Tandis que Töpffer faisait ainsi acte d’artiste et de réformateur dans ce domaine de l’idylle, paré de grâces captieuses et de coquetteries puériles par Gessner et par les siens, tandis qu’il se confinait pour ainsi dire dans la contemplation des réalités aimables et dans les vallées, l’industrie, une industrie banale, s’emparait des hautes cimes pour en reproduire, non l’image, mais l’effigie, pour spéculer sur l’abstention de l’art et sur la curiosité accommodante des voyageurs. Déjà les fabricans de gravures et les enlumineurs travaillaient activement à multiplier ces vues de glaciers, de pics, de cascades, tous ces vulgaires fac-simile qui aujourd’hui encore suffisent pour contenter la mémoire des touristes revenus chez eux, comme les gouaches représentant les éruptions du Vésuve répondent, dans les magasins de Naples, aux exigences du goût ou aux besoins d’autres voyageurs.

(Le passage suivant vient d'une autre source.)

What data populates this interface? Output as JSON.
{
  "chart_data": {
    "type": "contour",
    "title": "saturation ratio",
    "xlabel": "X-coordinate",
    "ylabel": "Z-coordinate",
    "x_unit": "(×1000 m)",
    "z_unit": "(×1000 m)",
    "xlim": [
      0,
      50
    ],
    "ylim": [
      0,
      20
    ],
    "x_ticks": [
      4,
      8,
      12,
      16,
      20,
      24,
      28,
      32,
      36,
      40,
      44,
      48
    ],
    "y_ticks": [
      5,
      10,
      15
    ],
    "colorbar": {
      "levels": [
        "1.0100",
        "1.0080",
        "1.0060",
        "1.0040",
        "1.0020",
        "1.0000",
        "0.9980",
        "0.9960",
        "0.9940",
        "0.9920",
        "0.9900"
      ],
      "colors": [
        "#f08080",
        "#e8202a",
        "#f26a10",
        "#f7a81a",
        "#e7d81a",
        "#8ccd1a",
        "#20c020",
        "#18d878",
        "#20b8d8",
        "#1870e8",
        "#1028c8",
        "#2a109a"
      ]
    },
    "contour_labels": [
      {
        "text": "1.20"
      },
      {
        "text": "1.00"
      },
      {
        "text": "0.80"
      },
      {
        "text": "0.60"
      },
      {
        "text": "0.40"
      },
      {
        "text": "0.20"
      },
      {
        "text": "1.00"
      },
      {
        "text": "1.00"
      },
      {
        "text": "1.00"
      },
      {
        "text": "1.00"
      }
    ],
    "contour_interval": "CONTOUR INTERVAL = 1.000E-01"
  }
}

Parfois cependant le talent, sans s’aventurer encore ni très hardiment ni très loin, s’était laissé séduire par l’espoir d’un certain succès et par la nouveauté même de la tâche. Deux graveurs établis à Genève, Aberli et le Prussien Charles Hackert, un peintre de Neufchâtel, Maximilien de Meuron, avaient essayé de soustraire les régions supérieures des Alpes à la domination exclusive des ouvriers graveurs et des marchands; mais en général l’art était demeuré absent de ces entreprises topographiques. Importé en pareil lieu par M. Diday et par Calame, il allait donc s’implanter dans un sol vierge, le féconder, si tant est que la chose fût possible, et en tout cas donner à la tentative un caractère assez sérieux pour exciter légitimement l’intérêt.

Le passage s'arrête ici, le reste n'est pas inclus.